A candidatura ao ECB foi realizada no início da década de 1990 e a professora de Português acabaria por ficar ali colocada, não mais saindo. “Nessa época, havia uma dinâmica e uma alegria incrível, havia 1.001 projetos que fazíamos”, recordou a docente, destacando esses como alguns momentos que perduram, e vão perdurar, na sua memória.
Os primeiros tempos revelaram-se, especialmente frutíferos, e Maria Soledade acabaria por estabilizar-se na vila. “Gostei de estar fora da grande cidade, acabei por alugar casa aqui e estabelecer amizades.

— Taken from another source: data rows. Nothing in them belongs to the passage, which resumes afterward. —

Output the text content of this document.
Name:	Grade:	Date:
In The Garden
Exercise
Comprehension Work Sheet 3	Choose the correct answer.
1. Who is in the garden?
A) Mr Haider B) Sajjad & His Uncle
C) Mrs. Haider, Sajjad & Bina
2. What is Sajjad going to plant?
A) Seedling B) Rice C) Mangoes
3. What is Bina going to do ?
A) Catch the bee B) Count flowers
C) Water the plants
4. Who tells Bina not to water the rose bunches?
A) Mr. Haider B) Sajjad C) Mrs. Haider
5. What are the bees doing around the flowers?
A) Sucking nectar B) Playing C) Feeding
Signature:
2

Começou a fazer-me sentido estar aqui”, asseverou, contando que chegou a “concorrer” a outras escolas, mas acabaria “por desistir”.
Em 30 anos de “casa” – esta que se tornou também a da professora –, há momentos que não se esquecem: “lembro-me da camaradagem, da sala de professores, que é um sítio de convívio e de alegria, e hoje tenho antigos alunos que são amigos”. “Não são apenas ex-alunos, são amigos”, atirou.

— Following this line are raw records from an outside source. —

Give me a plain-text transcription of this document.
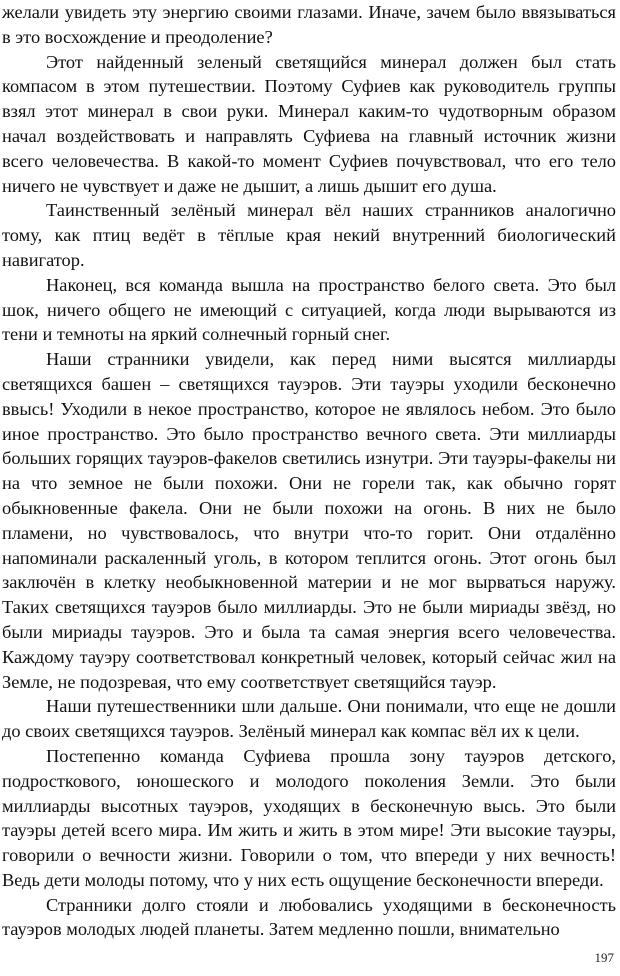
желали увидеть эту энергию своими глазами. Иначе, зачем было ввязываться в это восхождение и преодоление?

Этот найденный зеленый светящийся минерал должен был стать компасом в этом путешествии. Поэтому Суфиев как руководитель группы взял этот минерал в свои руки. Минерал каким-то чудотворным образом начал воздействовать и направлять Суфиева на главный источник жизни всего человечества. В какой-то момент Суфиев почувствовал, что его тело ничего не чувствует и даже не дышит, а лишь дышит его душа.

Таинственный зелёный минерал вёл наших странников аналогично тому, как птиц ведёт в тёплые края некий внутренний биологический навигатор.

Наконец, вся команда вышла на пространство белого света. Это был шок, ничего общего не имеющий с ситуацией, когда люди вырываются из тени и темноты на яркий солнечный горный снег.

Наши странники увидели, как перед ними высятся миллиарды светящихся башен – светящихся тауэров. Эти тауэры уходили бесконечно ввысь! Уходили в некое пространство, которое не являлось небом. Это было иное пространство. Это было пространство вечного света. Эти миллиарды больших горящих тауэров-факелов светились изнутри. Эти тауэры-факелы ни на что земное не были похожи. Они не горели так, как обычно горят обыкновенные факела. Они не были похожи на огонь. В них не было пламени, но чувствовалось, что внутри что-то горит. Они отдалённо напоминали раскаленный уголь, в котором теплится огонь. Этот огонь был заключён в клетку необыкновенной материи и не мог вырваться наружу. Таких светящихся тауэров было миллиарды. Это не были мириады звёзд, но были мириады тауэров. Это и была та самая энергия всего человечества. Каждому тауэру соответствовал конкретный человек, который сейчас жил на Земле, не подозревая, что ему соответствует светящийся тауэр.

Наши путешественники шли дальше. Они понимали, что еще не дошли до своих светящихся тауэров. Зелёный минерал как компас вёл их к цели.

Постепенно команда Суфиева прошла зону тауэров детского, подросткового, юношеского и молодого поколения Земли. Это были миллиарды высотных тауэров, уходящих в бесконечную высь. Это были тауэры детей всего мира. Им жить и жить в этом мире! Эти высокие тауэры, говорили о вечности жизни. Говорили о том, что впереди у них вечность! Ведь дети молоды потому, что у них есть ощущение бесконечности впереди.

Странники долго стояли и любовались уходящими в бесконечность тауэров молодых людей планеты. Затем медленно пошли, внимательно

197
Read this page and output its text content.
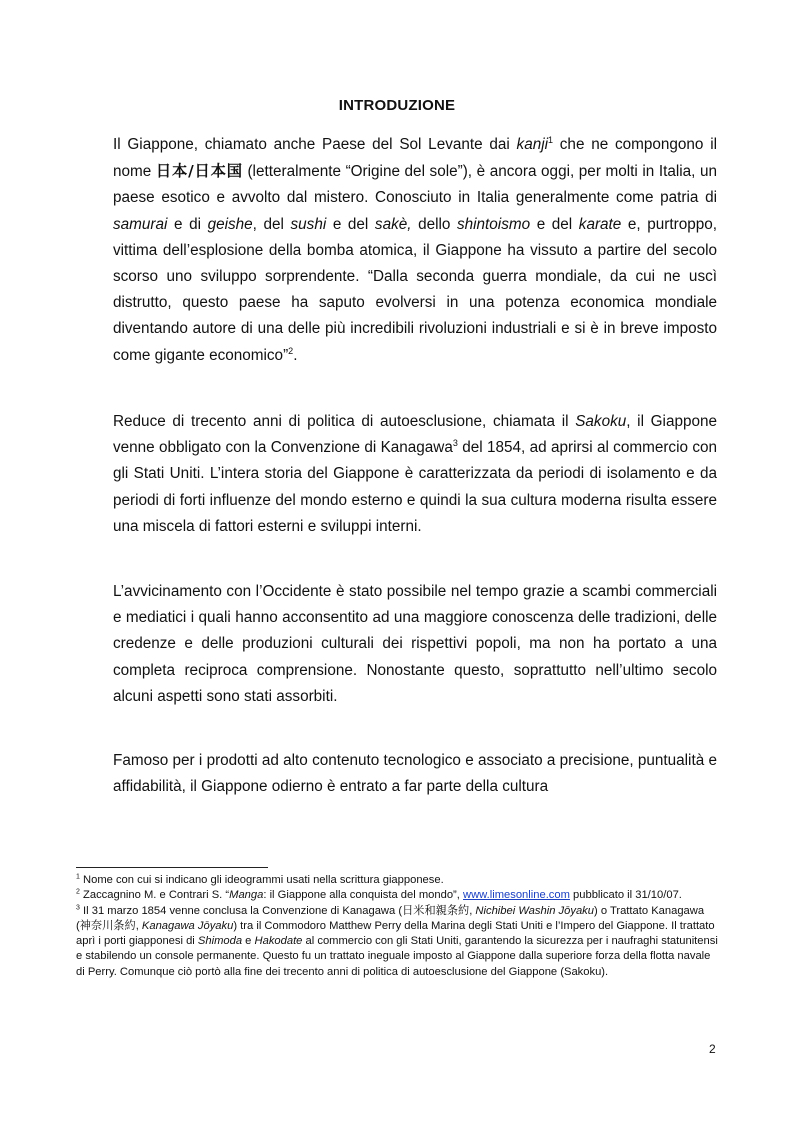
INTRODUZIONE
Il Giappone, chiamato anche Paese del Sol Levante dai kanji$^1$ che ne compongono il nome 日本/日本国 (letteralmente “Origine del sole”), è ancora oggi, per molti in Italia, un paese esotico e avvolto dal mistero. Conosciuto in Italia generalmente come patria di samurai e di geishe, del sushi e del sakè, dello shintoismo e del karate e, purtroppo, vittima dell’esplosione della bomba atomica, il Giappone ha vissuto a partire del secolo scorso uno sviluppo sorprendente. “Dalla seconda guerra mondiale, da cui ne uscì distrutto, questo paese ha saputo evolversi in una potenza economica mondiale diventando autore di una delle più incredibili rivoluzioni industriali e si è in breve imposto come gigante economico”$^2$.
Reduce di trecento anni di politica di autoesclusione, chiamata il Sakoku, il Giappone venne obbligato con la Convenzione di Kanagawa$^3$ del 1854, ad aprirsi al commercio con gli Stati Uniti. L’intera storia del Giappone è caratterizzata da periodi di isolamento e da periodi di forti influenze del mondo esterno e quindi la sua cultura moderna risulta essere una miscela di fattori esterni e sviluppi interni.
L’avvicinamento con l’Occidente è stato possibile nel tempo grazie a scambi commerciali e mediatici i quali hanno acconsentito ad una maggiore conoscenza delle tradizioni, delle credenze e delle produzioni culturali dei rispettivi popoli, ma non ha portato a una completa reciproca comprensione. Nonostante questo, soprattutto nell’ultimo secolo alcuni aspetti sono stati assorbiti.
Famoso per i prodotti ad alto contenuto tecnologico e associato a precisione, puntualità e affidabilità, il Giappone odierno è entrato a far parte della cultura
$^1$ Nome con cui si indicano gli ideogrammi usati nella scrittura giapponese.
$^2$ Zaccagnino M. e Contrari S. “Manga: il Giappone alla conquista del mondo”, www.limesonline.com pubblicato il 31/10/07.
$^3$ Il 31 marzo 1854 venne conclusa la Convenzione di Kanagawa (日米和親条約, Nichibei Washin Jōyaku) o Trattato Kanagawa (神奈川条約, Kanagawa Jōyaku) tra il Commodoro Matthew Perry della Marina degli Stati Uniti e l’Impero del Giappone. Il trattato aprì i porti giapponesi di Shimoda e Hakodate al commercio con gli Stati Uniti, garantendo la sicurezza per i naufraghi statunitensi e stabilendo un console permanente. Questo fu un trattato ineguale imposto al Giappone dalla superiore forza della flotta navale di Perry. Comunque ciò portò alla fine dei trecento anni di politica di autoesclusione del Giappone (Sakoku).
2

Sobre a profissão, e comparando o ensino há 30 anos e atualmente, as diferenças, lamenta, são notórias: “Isto não é cultura do Externato, isto é a nova ortodoxia educativa que temos no País e, talvez, na União Europeia”, analisou. Já sobre a passagem pelo Externato da Benedita, onde continua a deslocar-se todas as semanas para dar aulas a uma turma do 12.º ano, a professora de Português releva “as amizades, as memórias muito gratas e o privilégio que foi ter tido condições para trabalhar”. “Dei o melhor de mim profissionalmente a esta escola, mas esta escola também me deu condições e estimulou isso”, frisou, asseverando sentir-se “realizada” pelo trajeto que tem trilhado na instituição.

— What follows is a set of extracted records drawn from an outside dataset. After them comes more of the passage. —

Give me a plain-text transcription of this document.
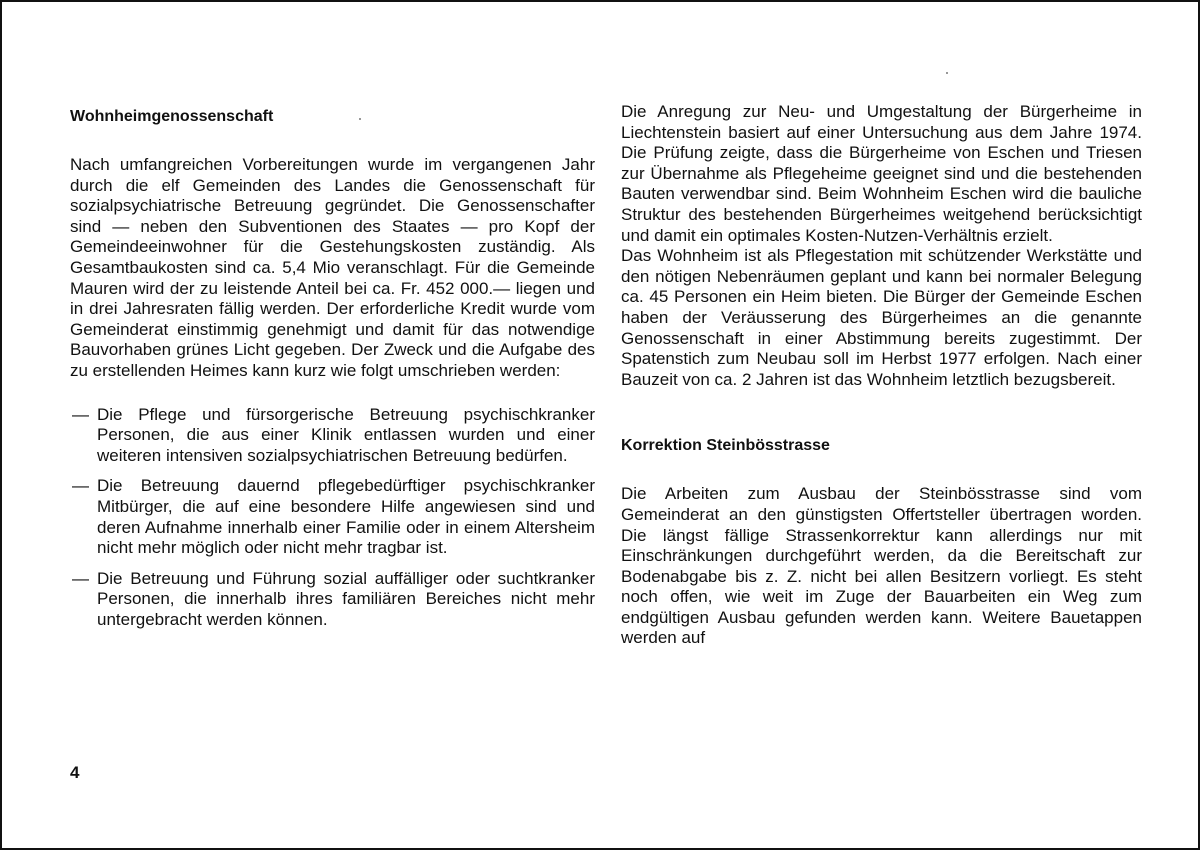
Wohnheimgenossenschaft

Nach umfangreichen Vorbereitungen wurde im vergangenen Jahr durch die elf Gemeinden des Landes die Genossenschaft für sozialpsychiatrische Betreuung gegründet. Die Genossenschafter sind — neben den Subventionen des Staates — pro Kopf der Gemeindeeinwohner für die Gestehungskosten zuständig. Als Gesamtbaukosten sind ca. 5,4 Mio veranschlagt. Für die Gemeinde Mauren wird der zu leistende Anteil bei ca. Fr. 452 000.— liegen und in drei Jahresraten fällig werden. Der erforderliche Kredit wurde vom Gemeinderat einstimmig genehmigt und damit für das notwendige Bauvorhaben grünes Licht gegeben. Der Zweck und die Aufgabe des zu erstellenden Heimes kann kurz wie folgt umschrieben werden:

— Die Pflege und fürsorgerische Betreuung psychischkranker Personen, die aus einer Klinik entlassen wurden und einer weiteren intensiven sozialpsychiatrischen Betreuung bedürfen.
— Die Betreuung dauernd pflegebedürftiger psychischkranker Mitbürger, die auf eine besondere Hilfe angewiesen sind und deren Aufnahme innerhalb einer Familie oder in einem Altersheim nicht mehr möglich oder nicht mehr tragbar ist.
— Die Betreuung und Führung sozial auffälliger oder suchtkranker Personen, die innerhalb ihres familiären Bereiches nicht mehr untergebracht werden können.

Die Anregung zur Neu- und Umgestaltung der Bürgerheime in Liechtenstein basiert auf einer Untersuchung aus dem Jahre 1974. Die Prüfung zeigte, dass die Bürgerheime von Eschen und Triesen zur Übernahme als Pflegeheime geeignet sind und die bestehenden Bauten verwendbar sind. Beim Wohnheim Eschen wird die bauliche Struktur des bestehenden Bürgerheimes weitgehend berücksichtigt und damit ein optimales Kosten-Nutzen-Verhältnis erzielt.

Das Wohnheim ist als Pflegestation mit schützender Werkstätte und den nötigen Nebenräumen geplant und kann bei normaler Belegung ca. 45 Personen ein Heim bieten. Die Bürger der Gemeinde Eschen haben der Veräusserung des Bürgerheimes an die genannte Genossenschaft in einer Abstimmung bereits zugestimmt. Der Spatenstich zum Neubau soll im Herbst 1977 erfolgen. Nach einer Bauzeit von ca. 2 Jahren ist das Wohnheim letztlich bezugsbereit.

Korrektion Steinbösstrasse

Die Arbeiten zum Ausbau der Steinbösstrasse sind vom Gemeinderat an den günstigsten Offertsteller übertragen worden. Die längst fällige Strassenkorrektur kann allerdings nur mit Einschränkungen durchgeführt werden, da die Bereitschaft zur Bodenabgabe bis z. Z. nicht bei allen Besitzern vorliegt. Es steht noch offen, wie weit im Zuge der Bauarbeiten ein Weg zum endgültigen Ausbau gefunden werden kann. Weitere Bauetappen werden auf

4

O Externato da Benedita é uma instituição de grande importância para a história coletiva da freguesia da Benedita. Não só pela formação educativa que transmitiu, mas também pelo pensamento crítico que foi capaz de incutir a milhares e que, não menos vezes, tem permitido à freguesia crescer não só a nível social, como também económico.
E para esse papel tão relevante na comunidade, jamais serão esquecidos os “senhores Malaquias”, as professoras “Maria Soledades” e as alunas “Natálias”.